While these complications are rare, it’s imperative that you know about them and reach out to a medical expert in case you notice anything amiss.  

Long-term Effects: 

Talking about the long-term effects of birth control is like dipping your toes into a pool of uncertainty. From bone health to heart health, cancer risk, and even fertility, there’s a lot to consider. 

Medical News Today notes that using birth control pills – especially the ones that have both estrogen and progesterone – can make women vulnerable to developing blood clots. Blood clots increase your chances of having a heart attack or a stroke; a smoking habit boosts it further. 

Furthermore, using birth control for more than five years consecutively has also been tied to an increased likelihood of cervical cancer in women.  

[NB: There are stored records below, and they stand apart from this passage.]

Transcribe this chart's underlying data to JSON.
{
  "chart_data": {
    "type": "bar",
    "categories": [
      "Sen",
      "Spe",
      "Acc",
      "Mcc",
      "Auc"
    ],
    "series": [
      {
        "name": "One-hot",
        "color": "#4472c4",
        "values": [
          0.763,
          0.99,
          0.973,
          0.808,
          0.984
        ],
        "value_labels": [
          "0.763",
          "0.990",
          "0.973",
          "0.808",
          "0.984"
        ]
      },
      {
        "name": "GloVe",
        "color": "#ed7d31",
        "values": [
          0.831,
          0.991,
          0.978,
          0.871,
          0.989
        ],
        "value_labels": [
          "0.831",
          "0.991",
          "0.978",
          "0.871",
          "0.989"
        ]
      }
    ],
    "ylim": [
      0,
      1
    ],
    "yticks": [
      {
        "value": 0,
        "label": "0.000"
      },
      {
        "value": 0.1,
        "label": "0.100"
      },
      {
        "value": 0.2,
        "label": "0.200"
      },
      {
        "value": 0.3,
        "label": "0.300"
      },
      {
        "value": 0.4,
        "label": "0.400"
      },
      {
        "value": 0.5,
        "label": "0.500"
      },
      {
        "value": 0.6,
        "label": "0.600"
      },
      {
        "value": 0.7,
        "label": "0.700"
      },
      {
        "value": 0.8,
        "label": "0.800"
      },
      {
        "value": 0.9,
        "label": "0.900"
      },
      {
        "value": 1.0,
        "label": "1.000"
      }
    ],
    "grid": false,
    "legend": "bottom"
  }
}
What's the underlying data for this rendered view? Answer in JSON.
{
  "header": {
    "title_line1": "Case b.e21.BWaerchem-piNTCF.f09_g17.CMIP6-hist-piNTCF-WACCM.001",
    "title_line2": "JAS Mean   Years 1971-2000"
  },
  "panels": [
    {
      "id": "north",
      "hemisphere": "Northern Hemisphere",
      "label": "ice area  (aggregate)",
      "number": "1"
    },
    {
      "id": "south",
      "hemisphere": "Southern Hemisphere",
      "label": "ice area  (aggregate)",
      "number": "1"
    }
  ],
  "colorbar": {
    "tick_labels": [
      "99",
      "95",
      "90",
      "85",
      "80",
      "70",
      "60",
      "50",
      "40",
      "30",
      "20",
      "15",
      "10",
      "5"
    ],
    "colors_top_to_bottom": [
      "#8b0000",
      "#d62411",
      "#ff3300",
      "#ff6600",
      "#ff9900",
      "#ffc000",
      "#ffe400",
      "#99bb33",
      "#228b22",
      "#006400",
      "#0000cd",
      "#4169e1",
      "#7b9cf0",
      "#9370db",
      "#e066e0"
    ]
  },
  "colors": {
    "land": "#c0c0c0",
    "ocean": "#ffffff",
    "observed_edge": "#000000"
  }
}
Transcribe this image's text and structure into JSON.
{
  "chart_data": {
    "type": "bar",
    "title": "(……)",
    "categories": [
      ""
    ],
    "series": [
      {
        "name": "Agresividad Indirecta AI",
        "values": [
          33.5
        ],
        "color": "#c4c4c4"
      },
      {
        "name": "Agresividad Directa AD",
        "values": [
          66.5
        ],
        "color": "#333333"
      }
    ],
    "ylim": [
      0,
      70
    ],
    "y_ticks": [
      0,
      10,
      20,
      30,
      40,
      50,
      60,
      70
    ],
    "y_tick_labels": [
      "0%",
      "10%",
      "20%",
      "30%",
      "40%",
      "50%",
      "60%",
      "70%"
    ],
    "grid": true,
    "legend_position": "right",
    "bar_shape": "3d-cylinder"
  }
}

Overall, while birth control methods can help prevent pregnancy, it’s wise to share any worries you have regarding long-term effects with your gynecologist. 

Frequently Asked Questions (FAQs)  

Is birth control implant safe?  

Studies have shown birth control implants to be safe for most people. However, like every other medical device, they have some risks and side effects that your gynecologist will familiarize you with.  

What is the safest birth control system?  

Research shows that implants and IUDs work the best to prevent pregnancy, and are also very convenient to use.  

What are the hormonal methods of birth control? 

The hormonal methods function by preventing your ovaries from releasing eggs. This prevention makes other changes in your body to decrease the likelihood of your pregnancy. The most common examples of hormonal methods of birth control include pills, patches, rings, shots, and implants.  

To sum it up, delving into the realm of birth control devices reveals a complex landscape where convenience and risk are intertwined. While these devices make it unbelievably easy to manage fertility, you must learn to identify potential risks they carry before getting in.  

Balancing the cost of convenience with an understanding of its risks helps you make better, more informed decisions for your reproductive health.